My Dad said, “What the…what’s he doing out here?”
Dad slowed way down; the pedestrian picked up his pace and hunkered down underneath his jacket even more.
“Should we call the police when we get in?” Dad asked.
My Mom hadn’t said anything up until now, but she said simply, “Why?”
Dad seemed perplexed, “Well, what’s he doing here?”
“I don’t know,” Mom said, shrugging. “Maybe his car broke down.”
“What’s he even doing driving out here, though?”
“I don’t know,” Mom said, exasperated. “He looks scared.”
Dad drove on, our old Dodge Dart putting this apparently bizarre scene in the rear view.
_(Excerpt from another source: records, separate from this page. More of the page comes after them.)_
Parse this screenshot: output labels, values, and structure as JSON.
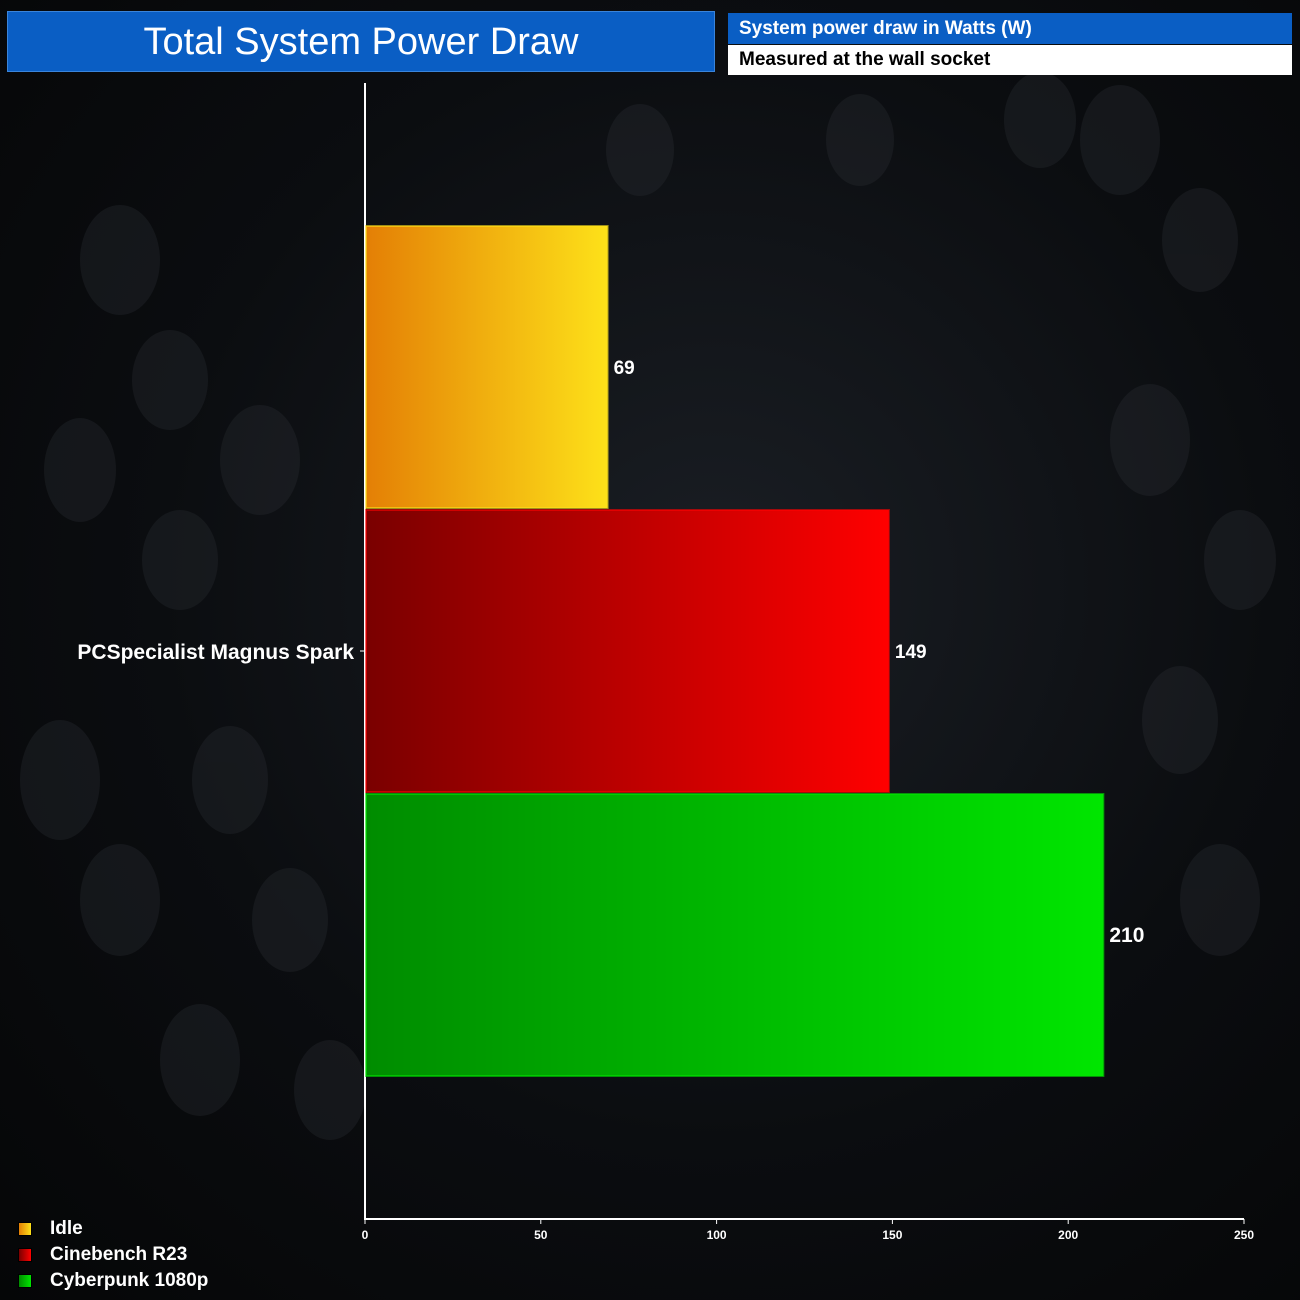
{
  "header": {
    "title": "Total System Power Draw",
    "subtitle": "System power draw in Watts (W)",
    "note": "Measured at the wall socket"
  },
  "chart_data": {
    "type": "bar",
    "orientation": "horizontal",
    "categories": [
      "PCSpecialist Magnus Spark"
    ],
    "series": [
      {
        "name": "Idle",
        "values": [
          69
        ],
        "colors": [
          "#e47f05",
          "#fde119"
        ]
      },
      {
        "name": "Cinebench R23",
        "values": [
          149
        ],
        "colors": [
          "#7a0000",
          "#ff0000"
        ]
      },
      {
        "name": "Cyberpunk 1080p",
        "values": [
          210
        ],
        "colors": [
          "#008c00",
          "#00e600"
        ]
      }
    ],
    "xlim": [
      0,
      250
    ],
    "xticks": [
      "0",
      "50",
      "100",
      "150",
      "200",
      "250"
    ],
    "grid": false,
    "legend": "bottom-left"
  }
}
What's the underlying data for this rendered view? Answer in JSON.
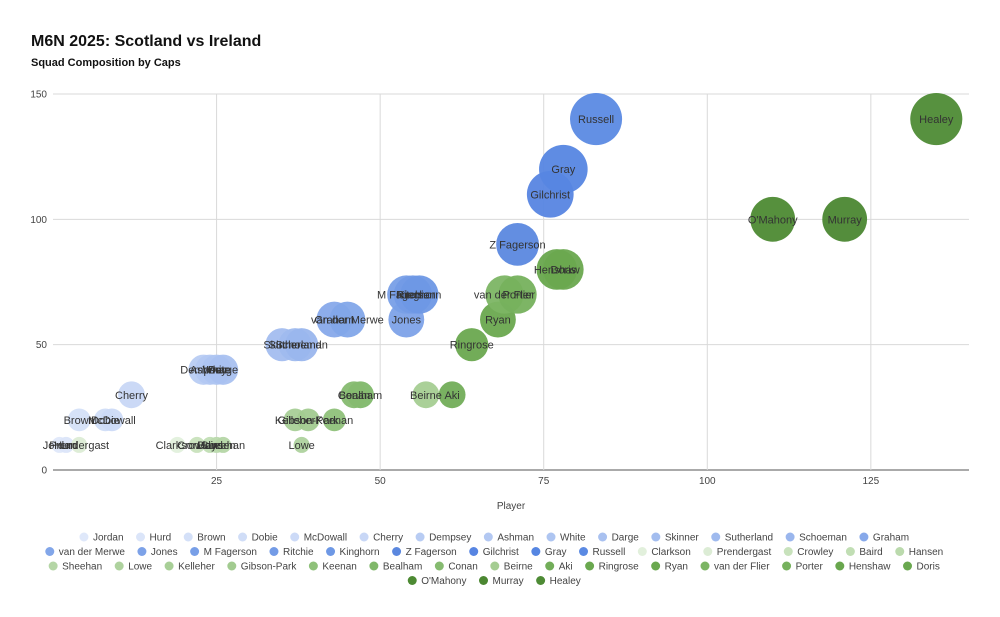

Given memories such as that, I don’t know how I escaped succumbing to the same world view as my elders. I attribute my present attitude in large part to my Mom who, for whatever fortunate reasons, did not adopt the racist tendencies of her family and the people around her. I also attribute my growth to public education, which for all its faults corrected a lot of the ignorance with which I was surrounded. One of the reasons I have gradually drifted from the Republican party is the hostility towards public education in the conservative movement. I know too well what public education did for me, and I won’t disrespect the teachers who helped raise me by denying them or the bureaucratic system which brought me under their tutelage.
On the other hand, some kids who were in the public education system weren’t so lucky. I remember in middle school another boy once said to me, “When I’m old enough, I’m going to join the KKK, like my Dad.” He routinely used the word “nigger” as well, and he was not the only boy in my school who used it. There were no black kids in our school, nor any black teachers or administrators, by the way.
My anecdotes could easily be dismissed as memories of a time now almost a quarter of a decade in the past. This is a different age, certainly. However, that boy who wanted to join the KKK is my age, of the generation supposedly offering Obama the core of his support. He still lives in our hometown in West Virginia, but he also dropped out of High School a few years later, so whether he votes at all is somewhat in doubt. But if he does vote in the primary today, I wonder if race will be a factor in his decision?